While its closeness to Waterstreet’s life is questionable, these allusions to reality nonetheless remain enjoyable and provide just one of the many strengths of Rake, with another being its lead character, Cleaver Greene. In many ways, Cleaver is a hugely flawed protagonist, being a womaniser, drug user and loudmouth; yet behind that roguish façade is a man with an unyielding sense of kindness and compassion, which is evident when he represents his marginalised clients.
Cleaver’s charm is partly due to the efforts of actor Richard Roxburgh, who has perfectly embodied the character throughout the programme’s entire run – it’s as though the barrister is an extension of Roxburgh’s self. Arguably more impressive are the endeavours of the other cast members – as their roles have developed and expanded over the years, their acting has only gotten better. That, or the producers have realised how immensely talented they are, and allowed them to demonstrate that talent.

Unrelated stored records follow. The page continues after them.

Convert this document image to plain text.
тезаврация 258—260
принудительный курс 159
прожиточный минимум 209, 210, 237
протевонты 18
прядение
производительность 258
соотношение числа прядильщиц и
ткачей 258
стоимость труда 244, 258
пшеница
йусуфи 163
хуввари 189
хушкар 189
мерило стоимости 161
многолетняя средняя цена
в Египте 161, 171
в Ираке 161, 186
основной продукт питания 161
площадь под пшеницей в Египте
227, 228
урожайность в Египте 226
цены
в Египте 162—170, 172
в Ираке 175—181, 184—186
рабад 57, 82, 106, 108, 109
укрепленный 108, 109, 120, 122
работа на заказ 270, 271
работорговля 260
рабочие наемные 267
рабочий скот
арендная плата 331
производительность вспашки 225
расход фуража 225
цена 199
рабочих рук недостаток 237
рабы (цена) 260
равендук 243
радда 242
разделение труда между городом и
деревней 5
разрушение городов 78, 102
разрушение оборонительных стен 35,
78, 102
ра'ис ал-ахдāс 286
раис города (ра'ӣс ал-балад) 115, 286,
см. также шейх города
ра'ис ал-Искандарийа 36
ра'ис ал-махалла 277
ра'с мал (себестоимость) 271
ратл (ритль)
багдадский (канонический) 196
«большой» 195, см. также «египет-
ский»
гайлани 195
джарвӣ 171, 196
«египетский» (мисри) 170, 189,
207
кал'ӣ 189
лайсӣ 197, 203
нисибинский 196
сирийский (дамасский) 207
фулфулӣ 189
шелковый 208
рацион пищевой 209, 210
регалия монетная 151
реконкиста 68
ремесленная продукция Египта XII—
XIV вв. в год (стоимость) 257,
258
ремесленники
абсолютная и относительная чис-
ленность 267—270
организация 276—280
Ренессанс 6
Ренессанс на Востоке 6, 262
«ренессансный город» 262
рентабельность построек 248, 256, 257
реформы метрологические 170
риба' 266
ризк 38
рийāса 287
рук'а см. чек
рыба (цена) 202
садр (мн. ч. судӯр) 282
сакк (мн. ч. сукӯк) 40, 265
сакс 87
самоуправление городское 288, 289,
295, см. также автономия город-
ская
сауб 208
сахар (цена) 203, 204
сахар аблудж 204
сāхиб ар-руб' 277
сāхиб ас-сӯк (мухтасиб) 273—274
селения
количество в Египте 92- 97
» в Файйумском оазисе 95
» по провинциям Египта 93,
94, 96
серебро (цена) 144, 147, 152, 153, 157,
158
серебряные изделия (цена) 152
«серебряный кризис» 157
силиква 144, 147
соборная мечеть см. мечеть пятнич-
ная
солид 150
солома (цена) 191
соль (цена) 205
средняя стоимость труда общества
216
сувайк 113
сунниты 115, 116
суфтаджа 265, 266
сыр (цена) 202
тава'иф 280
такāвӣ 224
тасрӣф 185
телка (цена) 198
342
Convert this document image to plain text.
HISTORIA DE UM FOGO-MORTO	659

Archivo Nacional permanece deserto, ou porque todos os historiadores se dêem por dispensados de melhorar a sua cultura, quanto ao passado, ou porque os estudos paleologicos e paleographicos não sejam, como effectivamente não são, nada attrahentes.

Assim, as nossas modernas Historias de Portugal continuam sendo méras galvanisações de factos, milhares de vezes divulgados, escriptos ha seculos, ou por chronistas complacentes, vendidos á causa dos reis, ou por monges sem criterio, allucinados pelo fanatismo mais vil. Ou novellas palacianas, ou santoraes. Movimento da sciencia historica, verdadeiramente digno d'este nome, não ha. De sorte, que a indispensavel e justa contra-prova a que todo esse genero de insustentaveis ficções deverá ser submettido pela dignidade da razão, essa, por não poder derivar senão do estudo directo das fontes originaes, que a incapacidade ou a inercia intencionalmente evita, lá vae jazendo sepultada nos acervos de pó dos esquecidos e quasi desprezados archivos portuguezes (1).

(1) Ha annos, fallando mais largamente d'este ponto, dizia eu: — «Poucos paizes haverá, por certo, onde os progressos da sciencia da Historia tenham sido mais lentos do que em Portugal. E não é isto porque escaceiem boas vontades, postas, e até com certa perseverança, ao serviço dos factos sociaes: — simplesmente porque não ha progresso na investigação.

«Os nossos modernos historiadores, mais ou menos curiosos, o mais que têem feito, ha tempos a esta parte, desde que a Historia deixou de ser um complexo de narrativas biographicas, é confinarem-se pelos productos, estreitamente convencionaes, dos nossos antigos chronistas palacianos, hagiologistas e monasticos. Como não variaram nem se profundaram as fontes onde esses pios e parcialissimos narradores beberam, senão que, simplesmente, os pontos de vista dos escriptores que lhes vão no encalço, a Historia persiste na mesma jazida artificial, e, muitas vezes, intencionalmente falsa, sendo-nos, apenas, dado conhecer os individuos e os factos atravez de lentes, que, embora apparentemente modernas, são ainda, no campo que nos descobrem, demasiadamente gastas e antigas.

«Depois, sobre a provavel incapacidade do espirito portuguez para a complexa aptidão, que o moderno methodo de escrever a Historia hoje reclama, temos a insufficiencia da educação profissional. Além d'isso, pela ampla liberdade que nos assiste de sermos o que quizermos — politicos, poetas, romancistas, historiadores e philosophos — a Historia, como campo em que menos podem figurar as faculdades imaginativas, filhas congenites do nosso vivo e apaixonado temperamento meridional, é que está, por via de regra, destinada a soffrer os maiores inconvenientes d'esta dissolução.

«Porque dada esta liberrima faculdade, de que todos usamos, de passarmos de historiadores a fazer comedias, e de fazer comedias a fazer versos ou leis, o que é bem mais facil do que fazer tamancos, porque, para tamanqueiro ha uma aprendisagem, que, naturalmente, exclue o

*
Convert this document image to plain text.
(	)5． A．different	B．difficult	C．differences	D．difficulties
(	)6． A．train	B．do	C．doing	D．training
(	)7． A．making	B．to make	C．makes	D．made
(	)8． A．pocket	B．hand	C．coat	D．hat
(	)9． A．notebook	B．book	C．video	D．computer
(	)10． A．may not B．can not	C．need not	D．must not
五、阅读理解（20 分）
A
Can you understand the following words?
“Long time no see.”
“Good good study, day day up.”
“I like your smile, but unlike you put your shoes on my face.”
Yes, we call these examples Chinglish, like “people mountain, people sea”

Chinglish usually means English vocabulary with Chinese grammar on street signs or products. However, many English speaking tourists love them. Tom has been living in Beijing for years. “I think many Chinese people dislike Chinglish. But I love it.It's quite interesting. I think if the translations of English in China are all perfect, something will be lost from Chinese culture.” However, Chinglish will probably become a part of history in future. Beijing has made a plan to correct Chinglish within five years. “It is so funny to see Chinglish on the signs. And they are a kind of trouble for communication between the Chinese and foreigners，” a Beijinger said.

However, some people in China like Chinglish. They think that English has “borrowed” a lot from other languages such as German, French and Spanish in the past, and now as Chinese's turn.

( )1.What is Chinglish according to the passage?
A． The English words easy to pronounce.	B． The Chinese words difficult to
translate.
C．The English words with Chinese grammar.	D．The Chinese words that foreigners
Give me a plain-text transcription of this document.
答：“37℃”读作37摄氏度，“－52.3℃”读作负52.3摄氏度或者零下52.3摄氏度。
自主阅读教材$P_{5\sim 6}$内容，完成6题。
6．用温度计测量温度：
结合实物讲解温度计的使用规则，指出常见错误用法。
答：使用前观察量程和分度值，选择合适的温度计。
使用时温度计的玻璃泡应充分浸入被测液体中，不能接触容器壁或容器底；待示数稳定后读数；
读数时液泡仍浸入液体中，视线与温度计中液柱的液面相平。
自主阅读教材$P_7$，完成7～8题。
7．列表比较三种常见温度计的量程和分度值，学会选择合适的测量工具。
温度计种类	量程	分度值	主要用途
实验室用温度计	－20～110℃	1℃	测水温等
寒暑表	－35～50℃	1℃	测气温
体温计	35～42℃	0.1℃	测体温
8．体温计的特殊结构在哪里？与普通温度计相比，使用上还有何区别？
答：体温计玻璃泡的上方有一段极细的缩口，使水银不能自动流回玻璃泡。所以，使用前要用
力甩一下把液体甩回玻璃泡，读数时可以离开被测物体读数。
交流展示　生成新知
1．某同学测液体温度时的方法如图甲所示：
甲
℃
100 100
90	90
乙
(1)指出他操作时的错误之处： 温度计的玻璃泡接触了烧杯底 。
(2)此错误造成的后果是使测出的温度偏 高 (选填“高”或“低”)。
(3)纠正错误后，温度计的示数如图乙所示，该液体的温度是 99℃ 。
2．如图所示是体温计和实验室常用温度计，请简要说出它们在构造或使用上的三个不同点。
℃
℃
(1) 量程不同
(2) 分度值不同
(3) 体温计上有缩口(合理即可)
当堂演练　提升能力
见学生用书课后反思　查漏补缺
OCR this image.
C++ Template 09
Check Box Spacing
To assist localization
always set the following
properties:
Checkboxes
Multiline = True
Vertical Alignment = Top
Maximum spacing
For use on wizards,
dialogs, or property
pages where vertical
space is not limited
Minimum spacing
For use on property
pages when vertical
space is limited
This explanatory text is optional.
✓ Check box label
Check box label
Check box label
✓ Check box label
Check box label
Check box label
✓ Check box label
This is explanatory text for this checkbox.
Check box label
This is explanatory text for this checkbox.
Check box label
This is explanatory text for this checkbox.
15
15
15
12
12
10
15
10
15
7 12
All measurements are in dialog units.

They haven’t been the only ones either, for various thespians have lent their capabilities to play guest roles over the years, including Hugo Weaving, Noah Taylor, Sam Neill, Rachel Griffiths, Toni Collette, Bruce Spence, Cate Blanchett, and even Miriam Margolyes in a brief-yet-memorable appearance as the defence barrister of a career criminal. To have the support of so many famous names throughout the series says volumes about Rake’s quality, and the people behind it.
It’s saddening to report that Rake has not been consistently brilliant over the years, with the fourth series being weakest of all thus far. It made quite a strong start, with an opening episode that is among the best television this author has ever seen, before abandoning the conflict it had created with two-thirds of the series left to go. What the programme did, essentially, is cram three seasons worth of content into eight episodes, thereby making difficult to follow the proceedings of every character.
An American remake of Rake was produced not too long ago, with Greg Kinnear in the lead role, but due to the constricted nature of U.S. network television, it was unable to replicate much of what made the original series so endearing – see, the Australian version isn’t just following the life of a flawed man, but mocking the very society that plays host to him. Without the more mature elements, or the intimate Sydney setting, the show kind of feels lost.
Rake has brought together some of Australia’s finest actors and writers to craft a series that is, quite possibly, the best our industry has ever produced. By taking its cues from real-life personalities and events, this plucky antipodean programme has defied expectations to surpass the standard set by the overseas networks. In short, it’s as close to perfect as Aussie TV is ever going to get.